May 18: Match day. It's rained all night and I'll be darned if there's any play. I hear that one writer has actually filed a story that the match is called off! Ha. Ninety overs later, India win. It's a modern miracle of drainage.

May 19: I stop in at the Hilton, where the team is staying. Mohammad Kaif is scheduled to meet the press poolside. He's had a bit of a horror run recently, and it was nice to see him do well in the match. He tries so hard, it's tough not to like him. I spot another eminently likeable bloke. Harbhajan Singh has none of the trappings of stardom. He's a competitor alright, but off the field he's funny and prone to the odd philosophical thought. He refuses to dwell in the past — even on his successes — preferring instead to talk about the cricket coming up. "There are so many challenges before the World Cup," he says. "Why look that far ahead? There's the Test series here and South Africa." I look back to see the TV guys giving Kaif a tough time. He is forced through a variety of poses and languages as each channel has its 15 minutes with him. Where's a media manager when you need one? It begins to get ridiculous, and Kaif is understandably miffed. I say goodbye to Harbhajan, delay my interview with Kaif to give him time to recover, and head to Pizza Hut to catch a meal for a change. A little later Harbhajan, Yuvraj, Agarkar and Ramesh Powar walk in. Agarkar is unfailingly courteous when he leaves our table as the foursome find place to sit. Harbhajan cracks us up in between picking olives off my pizza. He's all admiration for the cricketers of the West Indies and speaks of Marlon Samuels in glowing terms — "Ah, he looks a batsman" — before joining his mates when their food arrives. We take a cab to Sabina Park to catch the West Indies practice, and I have my first cup of tea in days — in the pavilion. It rains outside. Perfect.

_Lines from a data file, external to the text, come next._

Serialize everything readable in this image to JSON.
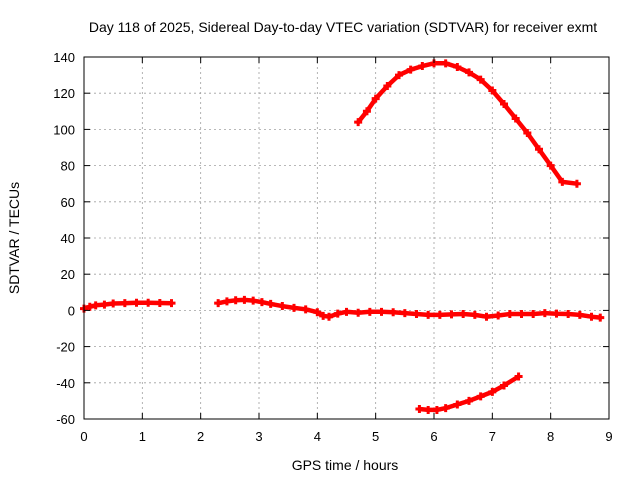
{
  "chart_data": {
    "type": "line",
    "title": "Day 118 of 2025, Sidereal Day-to-day VTEC variation (SDTVAR) for receiver exmt",
    "xlabel": "GPS time / hours",
    "ylabel": "SDTVAR / TECUs",
    "xlim": [
      0,
      9
    ],
    "ylim": [
      -60,
      140
    ],
    "xticks": [
      "0",
      "1",
      "2",
      "3",
      "4",
      "5",
      "6",
      "7",
      "8",
      "9"
    ],
    "yticks": [
      "-60",
      "-40",
      "-20",
      "0",
      "20",
      "40",
      "60",
      "80",
      "100",
      "120",
      "140"
    ],
    "grid": true,
    "color": "#ff0000",
    "series": [
      {
        "name": "segment-1",
        "x": [
          0.0,
          0.1,
          0.2,
          0.35,
          0.5,
          0.7,
          0.9,
          1.1,
          1.3,
          1.5
        ],
        "y": [
          1.0,
          2.0,
          2.8,
          3.2,
          3.8,
          4.0,
          4.2,
          4.2,
          4.1,
          4.0
        ]
      },
      {
        "name": "segment-2",
        "x": [
          2.3,
          2.45,
          2.6,
          2.75,
          2.9,
          3.05,
          3.2,
          3.4,
          3.6,
          3.8,
          4.0,
          4.1,
          4.2,
          4.35,
          4.5,
          4.7,
          4.9,
          5.1,
          5.3,
          5.5,
          5.7,
          5.9,
          6.1,
          6.3,
          6.5,
          6.7,
          6.9,
          7.1,
          7.3,
          7.5,
          7.7,
          7.9,
          8.1,
          8.3,
          8.5,
          8.7,
          8.85
        ],
        "y": [
          4.0,
          5.0,
          5.6,
          5.8,
          5.4,
          4.6,
          3.6,
          2.4,
          1.4,
          0.6,
          -1.0,
          -3.0,
          -3.5,
          -1.8,
          -0.8,
          -1.3,
          -0.8,
          -0.8,
          -1.0,
          -1.5,
          -2.0,
          -2.5,
          -2.5,
          -2.2,
          -2.0,
          -2.5,
          -3.5,
          -2.8,
          -2.0,
          -2.0,
          -2.0,
          -1.5,
          -1.8,
          -2.0,
          -2.5,
          -3.5,
          -4.0
        ]
      },
      {
        "name": "segment-3",
        "x": [
          4.7,
          4.85,
          5.0,
          5.2,
          5.4,
          5.6,
          5.8,
          6.0,
          6.2,
          6.4,
          6.6,
          6.8,
          7.0,
          7.2,
          7.4,
          7.6,
          7.8,
          8.0,
          8.2,
          8.45
        ],
        "y": [
          104,
          110,
          117,
          124,
          130,
          133,
          135,
          136.5,
          136.5,
          134.5,
          131.5,
          127.5,
          121.5,
          114,
          106,
          98,
          89,
          80,
          71,
          70
        ]
      },
      {
        "name": "segment-4",
        "x": [
          5.75,
          5.9,
          6.05,
          6.2,
          6.4,
          6.6,
          6.8,
          7.0,
          7.2,
          7.45
        ],
        "y": [
          -54.5,
          -55.0,
          -55.0,
          -54.0,
          -52.0,
          -50.0,
          -47.5,
          -45.0,
          -41.5,
          -36.5
        ]
      }
    ]
  }
}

May 20: Now I've seen it all. A fifteen-ball hundred with two fours and a six! Or at least that's what the giant screen at Sabina proclaims. This batting freak is a certain Rasta, who plays for Jamaica. And he's partnering Wavell Hines (Hinds?) who is on two off six balls. Evidently, the screen operator is goofing off. The match starts after a brass band and a group of cheerleaders do their stuff. And then I see another thing I never thought I would. There's a runout attempt, but where is the leg umpire? Billy Doctrove steps on the field after a search party is launched. Dead ball people, it's all settled now. West Indies sneak in by a run, but you'll catch that in my report. Or at least so I fervently hope.